Rand Paul: First Black President Should Be More Wary Of NSA Spying On Citizens

Rand Paul Invokes Obama's Race In Criticizing NSA Spying

Sen. Rand Paul (R-Ky.) escalated his criticism of the National Security Agency's mass surveillance programs Wednesday by invoking race to argue that President Barack Obama should be more sensitive to spying on citizens.

During an interview with The New York Times, Paul brought up the government's response to dissent in the 1960s, when leading civil rights advocates, including Martin Luther King Jr. and Muhammad Ali, were spied on.

"The first African-American president ought to be a little more conscious of the fact of what has happened with the abuses of domestic spying," Paul told Times reporter Jeremy Peters. "Martin Luther King was spied upon, civil rights leaders were spied upon, Muhammad Ali was spied upon, antiwar protesters were spied upon."

"The possibility for abuse in this is incredible," the senator added. "So I don’t care if there’s never been any evidence of abuse with the NSA. They should not be collecting the data."

Paul's comments came in advance of a major speech he is set to deliver Wednesday afternoon to students and faculty at the University of California, Berkeley.
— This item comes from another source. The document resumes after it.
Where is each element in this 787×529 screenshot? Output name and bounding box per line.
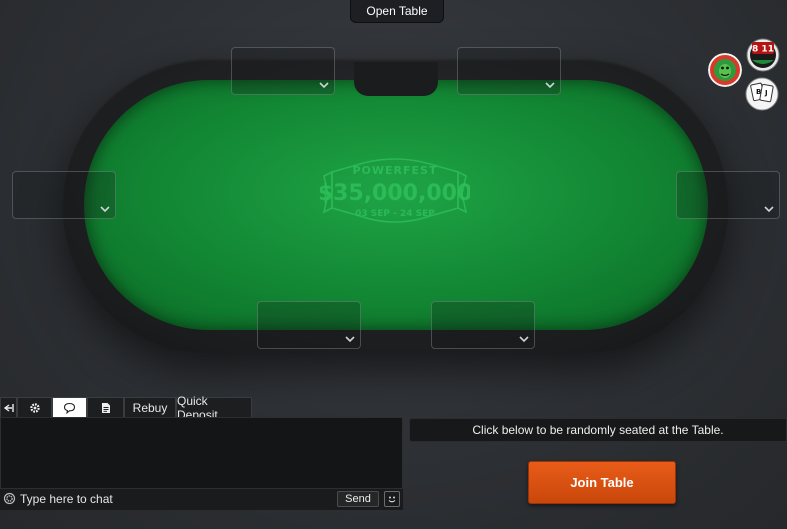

Although Paul, a likely 2016 presidential candidate, has been vocal in his opposition to the NSA programs, he had not previously mentioned Obama's race in levying criticism at the president over the surveillance.

Paul enjoys widespread support within the GOP's tea party and libertarian wing, and he has brought many young Republicans into his fold by defending civil liberties. In addition to the NSA, the senator famously took on the Obama administration's drone policy in a 13-hour talking filibuster last year against the nomination of CIA Director John Brennan.

Paul's message on the NSA and Fourth Amendment rights was enthusiastically received earlier this month at the Conservative Political Action Conference, where he won the straw poll for a second consecutive year. Paul told The New York Times that he deliberately chose to speak at Berkeley to gauge support for that message among the university's liberal-leaning student body, pointing out that the left has been angered by Obama's handling of the NSA's phone and data collection.